11.2 Building Elegance BV does not accept in any case whatsoever liability for trading loss or other indirect damage within the broadest sense of that term incurred by Customer, including consequential loss, loss of profits and cost savings, regardless of cause.
11.3 The total liability of Building Elegance BV does not exceed in any case whatsoever compensation of the damage up to an amount equal to the price excluding VAT stipulated for the agreement concerned, up to a maximum of 10% of the order amount, excluding sales taxes.
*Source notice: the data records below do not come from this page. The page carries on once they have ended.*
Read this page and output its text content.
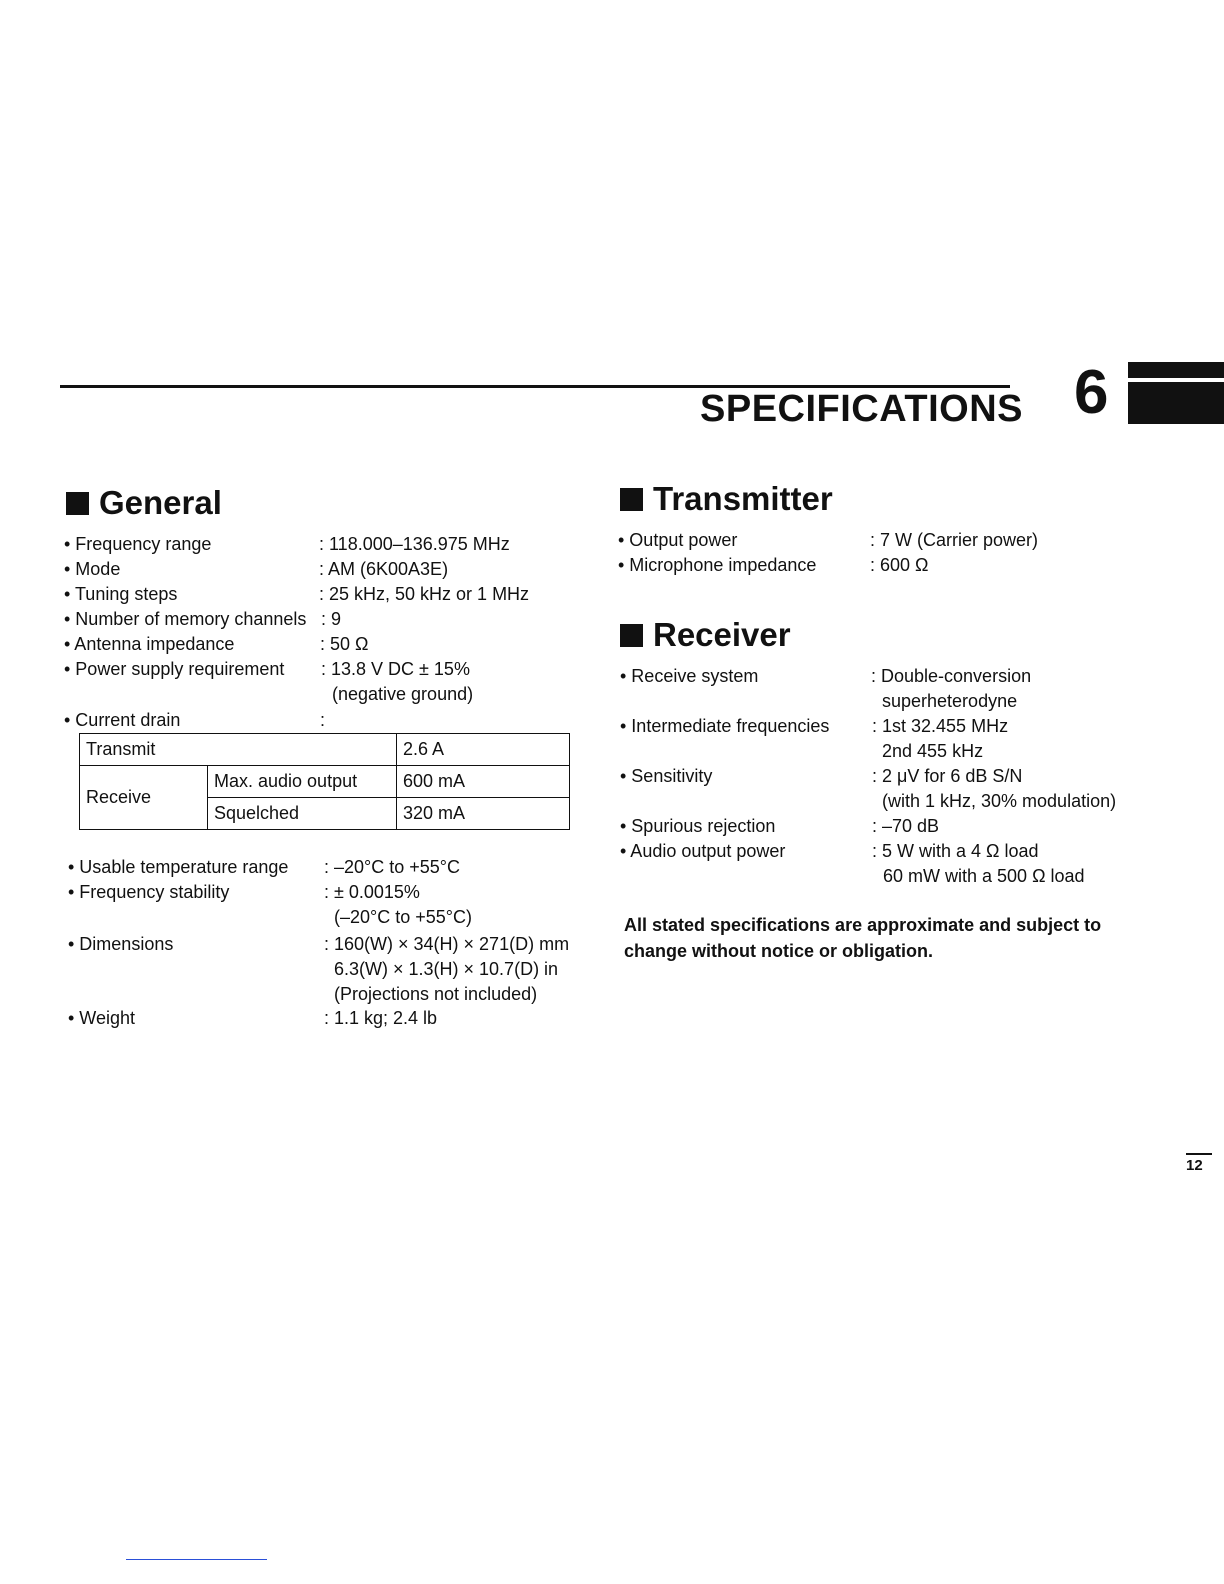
SPECIFICATIONS 6
General
• Frequency range	: 118.000–136.975 MHz
• Mode	: AM (6K00A3E)
• Tuning steps	: 25 kHz, 50 kHz or 1 MHz
• Number of memory channels : 9
• Antenna impedance	: 50 Ω
• Power supply requirement : 13.8 V DC ± 15%
(negative ground)
• Current drain	:
Transmit		2.6 A
Receive	Max. audio output	600 mA
	Squelched	320 mA
• Usable temperature range : –20°C to +55°C
• Frequency stability	: ± 0.0015%
(–20°C to +55°C)
• Dimensions	: 160(W) × 34(H) × 271(D) mm
6.3(W) × 1.3(H) × 10.7(D) in
(Projections not included)
• Weight	: 1.1 kg; 2.4 lb
Transmitter
• Output power	: 7 W (Carrier power)
• Microphone impedance	: 600 Ω
Receiver
• Receive system	: Double-conversion
superheterodyne
• Intermediate frequencies : 1st 32.455 MHz
2nd 455 kHz
• Sensitivity	: 2 μV for 6 dB S/N
(with 1 kHz, 30% modulation)
• Spurious rejection	: –70 dB
• Audio output power	: 5 W with a 4 Ω load
60 mW with a 500 Ω load
All stated specifications are approximate and subject to change without notice or obligation.
12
12. Retention of Property Rights
12.1 Building Elegance BV remains owner of the goods delivered by it or to be delivered by it until Customer has paid all claims of Building Elegance BV in respect of the consideration, including interest and extrajudicial costs, arising from the order or agreement. Until the Customer has paid all outstanding claims, including interest and extrajudicial costs, the Customer has the right to dispose of the purchased goods under the retention of title and property rights of Building Elegance BV, to transfer the goods in whole or in part to third parties only under the following conditions that a. this right of disposal is granted to the Customer only if it is necessary for the Customer, in its normal course of business, to operate, b. this right of disposal is granted to the Customer only if the Customer demands and receives immediate payment from its Customers, and c. the Customer never has the right or authority to charge, encumber, pledge or allow a lien to be placed upon the goods that have been sold under the retention of title and property rights. The Customer covenants to assign or pledge, upon demand and at the choice of Building Elegance BV, all accounts receivable that are created or to be created from the sale of goods under the retention of title of Building Elegance BV, to third parties.
13. Confidential Information
13.1 Building Elegance BV as well as Customer warrant that all information, which is exchanged between parties within the framework of the agreement concluded between parties, is of a confidential nature and shall remain secret. Information is regarded in any case confidential if this information has been designated as such by one of the parties.
14. Intellectual/Industrial Property
14.1 Customer may not remove, alter or conceal any designations concerning trademarks, trade names or other rights of intellectual and/or industrial property from or of the things delivered by Building Elegance BV
14.2 All rights of intellectual or industrial property on things delivered to Customer by Building Elegance BV, including drawings, descriptions, advertising matter etc., remain at all times the property of Building Elegance BV and may not be reproduced, published or released in any other way to third parties without the express written consent of Building Elegance BV.
15.1 In the case of a breach of Article 13 and/or 14 of these terms and conditions and/or in all other cases in which Customer fails to comply with his/its obligations to Building Elegance BV, Customer shall forfeit to Building Elegance BV an immediately due and payable penalty of 10% of the ordered amount not subject to moderation by the court or set off, without prejudice to the right of Building Elegance BV to seek compliance or full damages.
16.1 If any provision of these General Terms and Conditions is null and void or unenforceable, the remaining provisions shall remain in full force.
16.2 The court in Breda has exclusive jurisdiction over all disputes that may arise between Customer and Building Elegance B.V. Building Elegance B.V. however remains authorized to bring the dispute before the competent authority judge of the place of residence of the Client.
16.3 This agreements as well as all agreements in connection to this agreement shall be exclusively governed by the laws of The Netherlands. The Vienna Sales Convention is explicitly excluded in full.